Autres traitements proposés dans les formes sévères et réfractaires
Les anti-TNF-α semblent avoir une efficacité certaine, mais le plus souvent limitée tant en intensité qu’en durée. À moyen terme, ils doivent être arrêtés en raison de phénomène d’échappement ou d’effets indésirables [16].
La ciclosporine A a été proposée avant l’ère des biothérapies dans les formes systémiques prédominantes ou les syndromes d’activation macrophagique [27].

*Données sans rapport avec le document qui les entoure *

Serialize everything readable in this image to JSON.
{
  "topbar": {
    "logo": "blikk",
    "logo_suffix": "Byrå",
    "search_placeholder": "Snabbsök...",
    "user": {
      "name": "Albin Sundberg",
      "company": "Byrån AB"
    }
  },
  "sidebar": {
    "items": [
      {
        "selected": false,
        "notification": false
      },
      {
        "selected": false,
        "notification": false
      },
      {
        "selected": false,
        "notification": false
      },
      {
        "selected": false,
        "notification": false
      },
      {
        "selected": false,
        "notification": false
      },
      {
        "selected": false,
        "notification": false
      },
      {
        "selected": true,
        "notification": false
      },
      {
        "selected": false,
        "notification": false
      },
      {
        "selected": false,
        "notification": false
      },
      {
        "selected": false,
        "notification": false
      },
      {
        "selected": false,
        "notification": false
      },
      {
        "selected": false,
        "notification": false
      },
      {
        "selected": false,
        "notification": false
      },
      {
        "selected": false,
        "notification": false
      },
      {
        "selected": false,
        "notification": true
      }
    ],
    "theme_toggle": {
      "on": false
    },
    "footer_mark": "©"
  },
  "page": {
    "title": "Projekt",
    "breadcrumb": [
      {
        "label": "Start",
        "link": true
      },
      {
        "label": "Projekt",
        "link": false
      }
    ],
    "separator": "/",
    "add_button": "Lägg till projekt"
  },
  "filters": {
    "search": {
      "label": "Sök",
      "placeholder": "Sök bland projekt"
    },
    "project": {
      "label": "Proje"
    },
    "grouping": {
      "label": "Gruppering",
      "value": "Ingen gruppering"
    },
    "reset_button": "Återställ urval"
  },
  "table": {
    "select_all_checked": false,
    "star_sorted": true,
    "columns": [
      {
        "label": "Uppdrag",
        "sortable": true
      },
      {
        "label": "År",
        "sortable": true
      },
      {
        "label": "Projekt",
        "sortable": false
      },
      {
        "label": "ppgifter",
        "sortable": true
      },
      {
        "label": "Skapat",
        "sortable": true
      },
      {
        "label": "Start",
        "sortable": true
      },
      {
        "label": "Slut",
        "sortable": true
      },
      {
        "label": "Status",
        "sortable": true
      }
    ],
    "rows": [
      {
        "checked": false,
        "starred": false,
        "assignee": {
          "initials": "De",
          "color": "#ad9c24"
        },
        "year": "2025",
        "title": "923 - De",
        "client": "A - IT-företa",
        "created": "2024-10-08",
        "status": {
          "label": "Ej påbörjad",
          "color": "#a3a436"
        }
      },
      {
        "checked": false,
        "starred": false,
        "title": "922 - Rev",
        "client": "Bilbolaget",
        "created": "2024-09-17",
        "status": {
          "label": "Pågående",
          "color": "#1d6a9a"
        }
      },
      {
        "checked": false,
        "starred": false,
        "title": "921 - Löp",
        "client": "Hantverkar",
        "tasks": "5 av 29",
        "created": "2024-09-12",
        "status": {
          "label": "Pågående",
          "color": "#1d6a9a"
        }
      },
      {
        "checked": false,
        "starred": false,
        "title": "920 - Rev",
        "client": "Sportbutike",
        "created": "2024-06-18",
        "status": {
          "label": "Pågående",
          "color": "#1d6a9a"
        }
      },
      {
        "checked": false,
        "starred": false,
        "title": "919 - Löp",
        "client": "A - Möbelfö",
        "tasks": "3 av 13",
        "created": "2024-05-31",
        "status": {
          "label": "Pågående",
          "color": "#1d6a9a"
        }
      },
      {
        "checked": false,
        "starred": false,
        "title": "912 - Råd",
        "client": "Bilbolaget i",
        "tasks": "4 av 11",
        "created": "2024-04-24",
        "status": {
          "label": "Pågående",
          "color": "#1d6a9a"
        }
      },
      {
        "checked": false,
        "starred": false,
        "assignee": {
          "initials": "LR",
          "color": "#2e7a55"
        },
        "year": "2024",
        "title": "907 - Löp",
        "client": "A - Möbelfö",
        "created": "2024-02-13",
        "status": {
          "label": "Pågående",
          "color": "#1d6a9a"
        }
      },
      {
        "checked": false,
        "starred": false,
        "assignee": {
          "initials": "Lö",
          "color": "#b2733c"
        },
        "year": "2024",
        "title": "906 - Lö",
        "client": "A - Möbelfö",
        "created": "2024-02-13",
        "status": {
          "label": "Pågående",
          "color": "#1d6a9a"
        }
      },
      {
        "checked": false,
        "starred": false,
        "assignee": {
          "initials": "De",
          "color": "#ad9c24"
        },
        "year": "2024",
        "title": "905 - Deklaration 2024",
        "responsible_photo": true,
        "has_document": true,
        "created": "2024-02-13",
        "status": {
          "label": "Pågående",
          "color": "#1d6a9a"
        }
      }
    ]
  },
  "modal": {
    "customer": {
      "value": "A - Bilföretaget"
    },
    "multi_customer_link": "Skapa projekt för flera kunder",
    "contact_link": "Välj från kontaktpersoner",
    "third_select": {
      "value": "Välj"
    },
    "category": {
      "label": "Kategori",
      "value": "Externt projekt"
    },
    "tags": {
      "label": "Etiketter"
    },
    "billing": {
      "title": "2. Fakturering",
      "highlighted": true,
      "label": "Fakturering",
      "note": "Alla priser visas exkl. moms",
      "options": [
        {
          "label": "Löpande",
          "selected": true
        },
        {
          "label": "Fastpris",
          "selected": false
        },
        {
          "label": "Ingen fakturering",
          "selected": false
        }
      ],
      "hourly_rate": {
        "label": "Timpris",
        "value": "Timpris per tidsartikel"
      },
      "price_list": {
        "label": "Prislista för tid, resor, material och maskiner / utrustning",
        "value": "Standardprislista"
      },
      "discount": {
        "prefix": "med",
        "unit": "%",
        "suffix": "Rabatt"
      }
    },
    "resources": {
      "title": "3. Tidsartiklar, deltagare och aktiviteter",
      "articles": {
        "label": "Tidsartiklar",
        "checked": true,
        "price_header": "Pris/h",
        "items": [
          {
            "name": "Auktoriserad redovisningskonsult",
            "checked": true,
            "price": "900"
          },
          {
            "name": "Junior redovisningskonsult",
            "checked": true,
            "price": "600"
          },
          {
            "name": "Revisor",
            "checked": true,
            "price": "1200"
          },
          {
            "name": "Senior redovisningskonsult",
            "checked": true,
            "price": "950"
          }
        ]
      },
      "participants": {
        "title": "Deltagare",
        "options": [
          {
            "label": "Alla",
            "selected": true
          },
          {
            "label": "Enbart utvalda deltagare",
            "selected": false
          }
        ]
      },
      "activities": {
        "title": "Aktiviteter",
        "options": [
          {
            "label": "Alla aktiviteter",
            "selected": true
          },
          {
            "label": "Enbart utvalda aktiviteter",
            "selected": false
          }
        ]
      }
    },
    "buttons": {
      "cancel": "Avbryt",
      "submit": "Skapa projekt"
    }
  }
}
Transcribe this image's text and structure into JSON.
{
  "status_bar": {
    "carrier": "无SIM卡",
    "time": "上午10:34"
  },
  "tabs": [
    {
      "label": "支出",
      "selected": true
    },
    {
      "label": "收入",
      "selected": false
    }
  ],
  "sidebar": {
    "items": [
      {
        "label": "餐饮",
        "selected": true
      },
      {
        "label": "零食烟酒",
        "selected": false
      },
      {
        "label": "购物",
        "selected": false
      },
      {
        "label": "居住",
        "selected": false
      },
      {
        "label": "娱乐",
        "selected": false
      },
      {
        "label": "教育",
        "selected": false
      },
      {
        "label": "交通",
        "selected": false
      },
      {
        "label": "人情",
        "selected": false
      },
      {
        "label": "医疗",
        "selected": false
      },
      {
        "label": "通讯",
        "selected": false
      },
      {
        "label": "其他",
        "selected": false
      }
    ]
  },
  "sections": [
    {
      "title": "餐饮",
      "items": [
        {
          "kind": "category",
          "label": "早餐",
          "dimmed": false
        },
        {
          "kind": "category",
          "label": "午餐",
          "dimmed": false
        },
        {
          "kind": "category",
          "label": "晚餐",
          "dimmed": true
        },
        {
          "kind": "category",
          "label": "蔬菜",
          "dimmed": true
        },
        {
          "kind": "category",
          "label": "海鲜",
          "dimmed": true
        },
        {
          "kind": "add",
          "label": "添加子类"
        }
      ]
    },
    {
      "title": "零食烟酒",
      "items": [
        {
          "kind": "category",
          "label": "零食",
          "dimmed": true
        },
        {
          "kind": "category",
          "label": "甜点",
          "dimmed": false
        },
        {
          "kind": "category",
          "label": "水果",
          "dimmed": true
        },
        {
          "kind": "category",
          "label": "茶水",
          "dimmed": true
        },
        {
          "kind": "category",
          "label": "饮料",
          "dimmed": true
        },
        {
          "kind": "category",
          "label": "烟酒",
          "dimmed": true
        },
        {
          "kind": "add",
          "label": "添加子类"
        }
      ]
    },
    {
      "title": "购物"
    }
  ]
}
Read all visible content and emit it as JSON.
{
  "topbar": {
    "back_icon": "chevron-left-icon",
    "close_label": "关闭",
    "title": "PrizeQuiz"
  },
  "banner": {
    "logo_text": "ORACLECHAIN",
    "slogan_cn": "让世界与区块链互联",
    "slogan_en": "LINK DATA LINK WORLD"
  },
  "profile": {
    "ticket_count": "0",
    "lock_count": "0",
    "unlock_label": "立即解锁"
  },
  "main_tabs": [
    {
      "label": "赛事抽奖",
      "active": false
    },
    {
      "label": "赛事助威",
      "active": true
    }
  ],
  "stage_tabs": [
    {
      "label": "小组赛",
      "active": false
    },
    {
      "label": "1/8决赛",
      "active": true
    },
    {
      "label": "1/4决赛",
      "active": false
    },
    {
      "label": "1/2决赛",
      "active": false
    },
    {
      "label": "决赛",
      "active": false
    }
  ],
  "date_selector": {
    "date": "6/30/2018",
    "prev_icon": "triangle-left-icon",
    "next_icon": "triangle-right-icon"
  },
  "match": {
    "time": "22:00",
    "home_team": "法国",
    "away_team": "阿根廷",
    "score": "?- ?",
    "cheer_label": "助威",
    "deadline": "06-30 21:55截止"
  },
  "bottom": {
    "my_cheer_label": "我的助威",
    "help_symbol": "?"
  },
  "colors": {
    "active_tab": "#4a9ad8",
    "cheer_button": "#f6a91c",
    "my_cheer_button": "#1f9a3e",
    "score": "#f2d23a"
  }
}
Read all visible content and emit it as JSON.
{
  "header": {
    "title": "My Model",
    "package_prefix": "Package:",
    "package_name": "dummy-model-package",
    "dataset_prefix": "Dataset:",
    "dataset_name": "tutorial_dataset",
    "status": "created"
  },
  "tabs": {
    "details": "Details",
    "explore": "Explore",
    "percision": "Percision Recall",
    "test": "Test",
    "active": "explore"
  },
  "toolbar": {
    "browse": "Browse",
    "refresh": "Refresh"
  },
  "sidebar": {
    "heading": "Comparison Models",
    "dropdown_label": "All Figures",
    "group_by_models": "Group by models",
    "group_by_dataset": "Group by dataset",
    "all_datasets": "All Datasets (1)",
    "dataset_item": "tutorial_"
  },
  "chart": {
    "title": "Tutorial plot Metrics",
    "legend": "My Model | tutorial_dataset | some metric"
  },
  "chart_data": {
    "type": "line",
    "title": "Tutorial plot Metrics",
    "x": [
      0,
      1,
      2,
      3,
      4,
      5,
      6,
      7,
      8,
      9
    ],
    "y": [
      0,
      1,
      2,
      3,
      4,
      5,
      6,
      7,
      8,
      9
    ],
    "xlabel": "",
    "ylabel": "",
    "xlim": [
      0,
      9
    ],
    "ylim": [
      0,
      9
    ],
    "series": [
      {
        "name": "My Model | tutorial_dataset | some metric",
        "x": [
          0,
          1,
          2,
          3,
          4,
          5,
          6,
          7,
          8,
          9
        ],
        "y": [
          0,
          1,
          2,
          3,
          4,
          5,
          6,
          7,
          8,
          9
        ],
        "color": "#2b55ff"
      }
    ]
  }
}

Les immunoglobulines intraveineuses ont été proposées dans la maladie de Still de l’adulte, à la dose de 2 g/kg par cure mensuelle de 2 à 5 jours [46]. Leur coût et leur faible efficacité ont limité leur diffusion.
Autres thérapeutiques
L’atteinte articulaire peut bénéficier de gestes infiltratifs locaux, ainsi que de rééducation spécifique.
Conclusion
La maladie de Still de l’adulte est donc une maladie extrêmement polymorphe, tant dans son expression clinique que dans son profil évolutif. La complexité de sa prise en charge est liée d’une part à la difficulté de certifier le diagnostic et de ce fait à la nécessité d’éliminer une longue liste de diagnostics différentiels, parfois dans l’urgence.
Dans les dernières années des progrès thérapeutiques substantiels ont été faits grâce à une meilleure connaissance de la physiopathologie de la maladie de Still de l’adulte. Les biothérapies ciblant l’IL-1 et l’IL-6, et peut-être à terme l’IL-18, sont les plus prometteuses.